You are viewing a plain text version of this content. The canonical link for it is here.
Posted to commits@airflow.apache.org by ka...@apache.org on 2020/10/09 14:22:52 UTC

[airflow] branch master updated: Set start_date, end_date & duration for tasks failing without DagRun (#11358)

This is an automated email from the ASF dual-hosted git repository.

kaxilnaik pushed a commit to branch master
in repository https://gitbox.apache.org/repos/asf/airflow.git


The following commit(s) were added to refs/heads/master by this push:
     new ff1a2aa  Set start_date, end_date & duration for tasks failing without DagRun (#11358)
ff1a2aa is described below

commit ff1a2aaff8f1cf508106648b56fc5b28b7ce4fa8
Author: Kaxil Naik <ka...@gmail.com>
AuthorDate: Fri Oct 9 15:21:39 2020 +0100

    Set start_date, end_date & duration for tasks failing without DagRun (#11358)
---
 airflow/jobs/scheduler_job.py    | 15 ++++++++++++++-
 airflow/models/taskinstance.py   |  7 +++++--
 tests/jobs/test_scheduler_job.py |  8 ++++++++
 3 files changed, 27 insertions(+), 3 deletions(-)
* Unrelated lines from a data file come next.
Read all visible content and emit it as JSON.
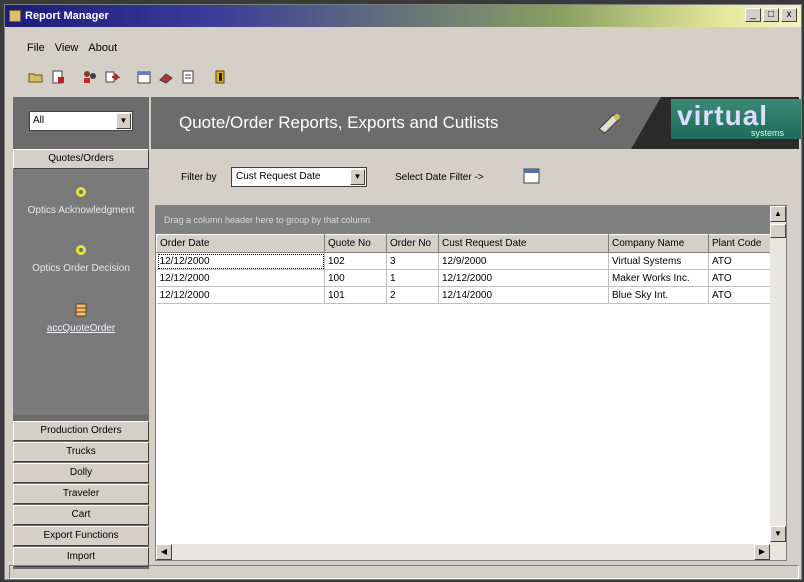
{
  "window": {
    "title": "Report Manager",
    "controls": [
      "_",
      "□",
      "x"
    ]
  },
  "menu": [
    "File",
    "View",
    "About"
  ],
  "sidebar": {
    "filter_value": "All",
    "active_group": "Quotes/Orders",
    "items": [
      "Optics Acknowledgment",
      "Optics Order Decision",
      "accQuoteOrder"
    ],
    "groups": [
      "Production Orders",
      "Trucks",
      "Dolly",
      "Traveler",
      "Cart",
      "Export Functions",
      "Import"
    ]
  },
  "header": {
    "title": "Quote/Order Reports, Exports and Cutlists",
    "logo": "virtual",
    "logo_sub": "systems"
  },
  "filters": {
    "filter_by_label": "Filter by",
    "filter_by_value": "Cust Request Date",
    "date_filter_label": "Select Date Filter ->"
  },
  "grid": {
    "group_hint": "Drag a column header here to group by that column",
    "columns": [
      "Order Date",
      "Quote No",
      "Order No",
      "Cust Request Date",
      "Company Name",
      "Plant Code"
    ],
    "rows": [
      [
        "12/12/2000",
        "102",
        "3",
        "12/9/2000",
        "Virtual Systems",
        "ATO"
      ],
      [
        "12/12/2000",
        "100",
        "1",
        "12/12/2000",
        "Maker Works Inc.",
        "ATO"
      ],
      [
        "12/12/2000",
        "101",
        "2",
        "12/14/2000",
        "Blue Sky Int.",
        "ATO"
      ]
    ]
  }
}
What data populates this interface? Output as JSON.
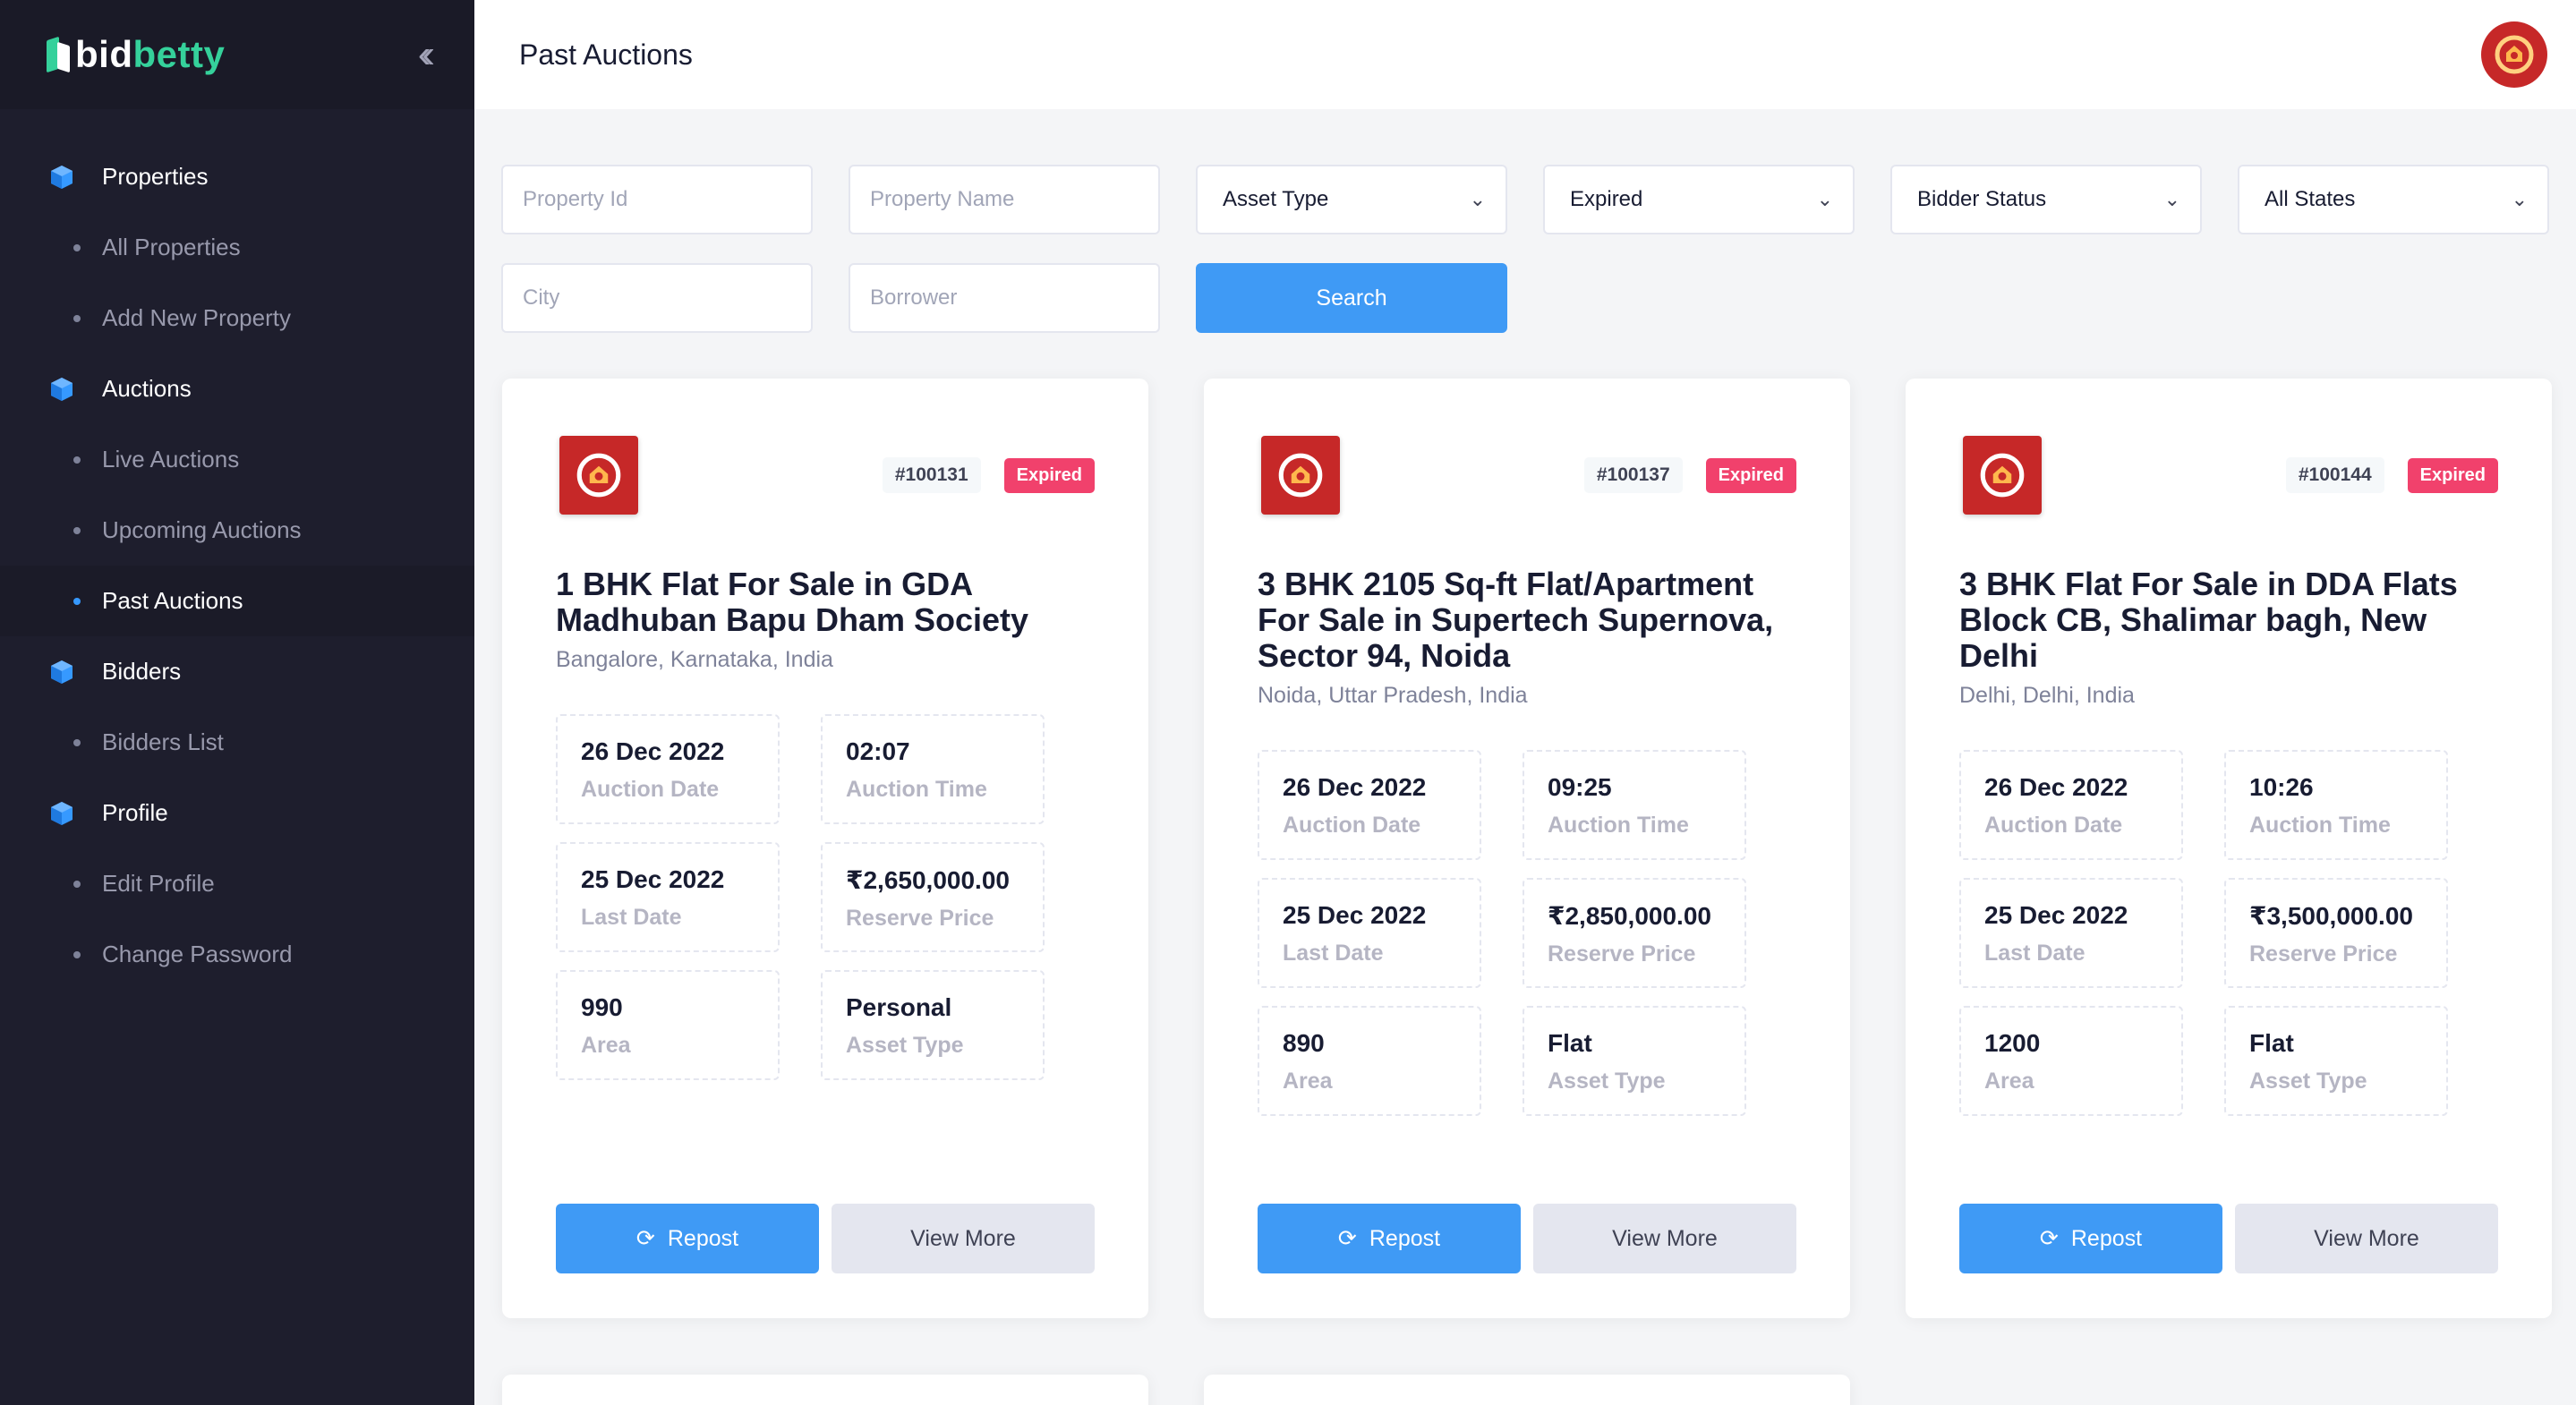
{
  "brand": {
    "logo_part1": "bid",
    "logo_part2": "betty"
  },
  "header": {
    "title": "Past Auctions"
  },
  "sidebar": {
    "sections": [
      {
        "label": "Properties",
        "items": [
          {
            "label": "All Properties"
          },
          {
            "label": "Add New Property"
          }
        ]
      },
      {
        "label": "Auctions",
        "items": [
          {
            "label": "Live Auctions"
          },
          {
            "label": "Upcoming Auctions"
          },
          {
            "label": "Past Auctions",
            "active": true
          }
        ]
      },
      {
        "label": "Bidders",
        "items": [
          {
            "label": "Bidders List"
          }
        ]
      },
      {
        "label": "Profile",
        "items": [
          {
            "label": "Edit Profile"
          },
          {
            "label": "Change Password"
          }
        ]
      }
    ]
  },
  "filters": {
    "property_id_placeholder": "Property Id",
    "property_name_placeholder": "Property Name",
    "asset_type": "Asset Type",
    "status": "Expired",
    "bidder_status": "Bidder Status",
    "state": "All States",
    "city_placeholder": "City",
    "borrower_placeholder": "Borrower",
    "search_label": "Search"
  },
  "cards": [
    {
      "id": "#100131",
      "status": "Expired",
      "title_lines": [
        "1 BHK Flat For Sale in GDA",
        "Madhuban Bapu Dham Society"
      ],
      "location": "Bangalore, Karnataka, India",
      "auction_date": "26 Dec 2022",
      "auction_time": "02:07",
      "last_date": "25 Dec 2022",
      "reserve_price": "₹2,650,000.00",
      "area": "990",
      "asset_type": "Personal"
    },
    {
      "id": "#100137",
      "status": "Expired",
      "title_lines": [
        "3 BHK 2105 Sq-ft Flat/Apartment",
        "For Sale in Supertech Supernova,",
        "Sector 94, Noida"
      ],
      "location": "Noida, Uttar Pradesh, India",
      "auction_date": "26 Dec 2022",
      "auction_time": "09:25",
      "last_date": "25 Dec 2022",
      "reserve_price": "₹2,850,000.00",
      "area": "890",
      "asset_type": "Flat"
    },
    {
      "id": "#100144",
      "status": "Expired",
      "title_lines": [
        "3 BHK Flat For Sale in DDA Flats",
        "Block CB, Shalimar bagh, New",
        "Delhi"
      ],
      "location": "Delhi, Delhi, India",
      "auction_date": "26 Dec 2022",
      "auction_time": "10:26",
      "last_date": "25 Dec 2022",
      "reserve_price": "₹3,500,000.00",
      "area": "1200",
      "asset_type": "Flat"
    }
  ],
  "labels": {
    "auction_date": "Auction Date",
    "auction_time": "Auction Time",
    "last_date": "Last Date",
    "reserve_price": "Reserve Price",
    "area": "Area",
    "asset_type": "Asset Type",
    "repost": "Repost",
    "view_more": "View More"
  },
  "colors": {
    "accent": "#3f9af5",
    "expired": "#f1416c",
    "sidebar": "#1e1e2d",
    "brand_green": "#35d19b"
  }
}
diff --git a/airflow/jobs/scheduler_job.py b/airflow/jobs/scheduler_job.py
index 2a81f0f..dd31f36 100644
--- a/airflow/jobs/scheduler_job.py
+++ b/airflow/jobs/scheduler_job.py
@@ -1162,6 +1162,19 @@ class SchedulerJob(BaseJob):  # pylint: disable=too-many-instance-attributes
                 tis_changed += 1
         else:
             subq = query.subquery()
+            current_time = timezone.utcnow()
+            ti_prop_update = {
+                models.TaskInstance.state: new_state,
+                models.TaskInstance.start_date: current_time,
+            }
+
+            # Only add end_date and duration if the new_state is 'success', 'failed' or 'skipped'
+            if new_state in State.finished():
+                ti_prop_update.update({
+                    models.TaskInstance.end_date: current_time,
+                    models.TaskInstance.duration: 0,
+                })
+
             tis_changed = session \
                 .query(models.TaskInstance) \
                 .filter(
@@ -1169,7 +1182,7 @@ class SchedulerJob(BaseJob):  # pylint: disable=too-many-instance-attributes
                     models.TaskInstance.task_id == subq.c.task_id,
                     models.TaskInstance.execution_date ==
                     subq.c.execution_date) \
-                .update({models.TaskInstance.state: new_state}, synchronize_session=False)
+                .update(ti_prop_update, synchronize_session=False)
             session.commit()
 
         if tis_changed > 0:
diff --git a/airflow/models/taskinstance.py b/airflow/models/taskinstance.py
index 6254d9e..335b4dd 100644
--- a/airflow/models/taskinstance.py
+++ b/airflow/models/taskinstance.py
@@ -611,10 +611,13 @@ class TaskInstance(Base, LoggingMixin):     # pylint: disable=R0902,R0904
         :param session: SQLAlchemy ORM Session
         :type session: Session
         """
+        current_time = timezone.utcnow()
         self.log.debug("Setting task state for %s to %s", self, state)
         self.state = state
-        self.start_date = timezone.utcnow()
-        self.end_date = timezone.utcnow()
+        self.start_date = current_time
+        if self.state in State.finished():
+            self.end_date = current_time
+            self.duration = 0
         session.merge(self)
 
     @property
diff --git a/tests/jobs/test_scheduler_job.py b/tests/jobs/test_scheduler_job.py
index 3b713b4..cfbdbab 100644
--- a/tests/jobs/test_scheduler_job.py
+++ b/tests/jobs/test_scheduler_job.py
@@ -2235,6 +2235,9 @@ class TestSchedulerJob(unittest.TestCase):
 
         ti3.refresh_from_db(session=session)
         self.assertEqual(ti3.state, State.NONE)
+        self.assertIsNotNone(ti3.start_date)
+        self.assertIsNone(ti3.end_date)
+        self.assertIsNone(ti3.duration)
 
         dr1.refresh_from_db(session=session)
         dr1.state = State.FAILED
@@ -2396,6 +2399,11 @@ class TestSchedulerJob(unittest.TestCase):
 
         ti = dr.get_task_instance(task_id=op1.task_id, session=session)
         self.assertEqual(ti.state, expected_task_state)
+        self.assertIsNotNone(ti.start_date)
+        if expected_task_state in State.finished():
+            self.assertIsNotNone(ti.end_date)
+            self.assertEqual(ti.start_date, ti.end_date)
+            self.assertIsNotNone(ti.duration)
 
     @provide_session
     def evaluate_dagrun(